AFAIK there's no real solution to this problem with regard to unix file systems. In this respect NTFS formatted removable media suffers the same problem (FAT doesn't store ownership/permissions).

On *nix it's slightly "easier" to solve compared to Windows and NTFS. On *nix you can pick a UID/GID so all you have to do is make sure you always have the same UID/GID. On Windows this is impossible because you have no control over the SID.


----------



## vivek (Jun 18, 2009)

The solution is centralized servers for authentication (for e.g. OpenLDAP). Almost all UNIX like operating system can authenticate  against LDAP. Also, roaming directory and profile from file server can keep everything synced for all desktops. Both KDE and Gnome can be configured to keep same profiles (including wallpapers, desktops, folders and so on) on all desktop systems. This is good for university or corporate office. But for home it may not be possible or just overkeep. Or you can use vmware server to deploy everything and enjoy all the benefits of central servers :e


----------



## Fred (Jun 20, 2009)

Hum. The LDAP authentification may be an interesting project, but it is slightly overkill .

I guess what I can do is create a group that isn't used by either OS (in the 2000s range ?), put my user in it, then use ACLs in order to have new files being created with this group. I saw that FreeBSD has ACL for UFS, Linux has them for ext, I'll see if they work with FreeBSD in ext2.


----------



## anomie (Jun 20, 2009)

@Fred: If it's an option, how about just formatting your usb drive as msdosfs (from FreeBSD) or as vfat (from Linux)? 

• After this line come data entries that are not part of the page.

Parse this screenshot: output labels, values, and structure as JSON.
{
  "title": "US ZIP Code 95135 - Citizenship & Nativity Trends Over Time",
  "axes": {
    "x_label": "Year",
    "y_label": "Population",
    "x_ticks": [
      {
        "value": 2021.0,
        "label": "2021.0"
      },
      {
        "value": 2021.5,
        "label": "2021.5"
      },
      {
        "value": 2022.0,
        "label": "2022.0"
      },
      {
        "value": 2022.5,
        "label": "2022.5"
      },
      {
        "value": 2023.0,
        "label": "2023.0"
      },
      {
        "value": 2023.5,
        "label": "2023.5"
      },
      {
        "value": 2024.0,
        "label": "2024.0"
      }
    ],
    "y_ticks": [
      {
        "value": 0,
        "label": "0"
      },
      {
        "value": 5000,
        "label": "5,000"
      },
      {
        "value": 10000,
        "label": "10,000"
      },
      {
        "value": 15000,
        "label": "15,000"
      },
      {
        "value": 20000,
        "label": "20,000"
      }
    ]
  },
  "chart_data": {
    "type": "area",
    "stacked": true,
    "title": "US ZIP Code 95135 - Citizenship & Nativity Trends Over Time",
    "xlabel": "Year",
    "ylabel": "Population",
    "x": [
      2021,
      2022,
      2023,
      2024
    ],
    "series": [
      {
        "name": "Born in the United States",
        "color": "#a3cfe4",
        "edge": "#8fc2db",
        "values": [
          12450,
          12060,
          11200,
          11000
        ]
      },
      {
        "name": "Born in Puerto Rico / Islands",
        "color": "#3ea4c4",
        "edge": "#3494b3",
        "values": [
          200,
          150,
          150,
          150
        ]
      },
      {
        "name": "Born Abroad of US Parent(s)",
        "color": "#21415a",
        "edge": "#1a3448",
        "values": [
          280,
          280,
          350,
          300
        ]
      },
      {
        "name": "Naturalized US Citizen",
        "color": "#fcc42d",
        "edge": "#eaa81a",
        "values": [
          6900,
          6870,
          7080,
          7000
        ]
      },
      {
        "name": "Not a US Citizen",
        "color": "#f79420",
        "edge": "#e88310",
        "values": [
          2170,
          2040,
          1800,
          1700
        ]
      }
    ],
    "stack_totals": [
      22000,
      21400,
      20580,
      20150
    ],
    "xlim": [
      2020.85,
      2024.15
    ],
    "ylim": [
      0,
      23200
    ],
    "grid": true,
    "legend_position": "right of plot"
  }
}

Your idea seems OK, but also sounds like some ongoing effort / maintenance / troubleshooting to me.


----------



## aragon (Jun 27, 2009)

The only problem with FAT is that even FAT32 is limited to files no larger than 4 GB.  I wish we had a simple, permission-less file system that had liberal limits and was open.


----------



## user_not_expert (Jul 3, 2009)

I don't know what its like on BSD, but I've often had this problem on Linux. The family machines can be running anything up to 6 accounts. The problem arises with 'nux when one plugs the usb drive in before switching accounts (even with fat 32). Files are automatically assigned to the first account they are plugged into. Two easy solutions:

1. copy the files off, reassign them, reformat the drive, put the files back, unplug the drive then replug in fred:fred and be sure never to run the drive while john:tex is open.

2. if there is no overriding reason to keep the accounts safe from each other, put them in a shared group and share read/write permissions between the two accounts. If there are overriding reasons, give john:tex a new account with a different name.

I've used both work-arounds, they're clumsy but they do the job.


----------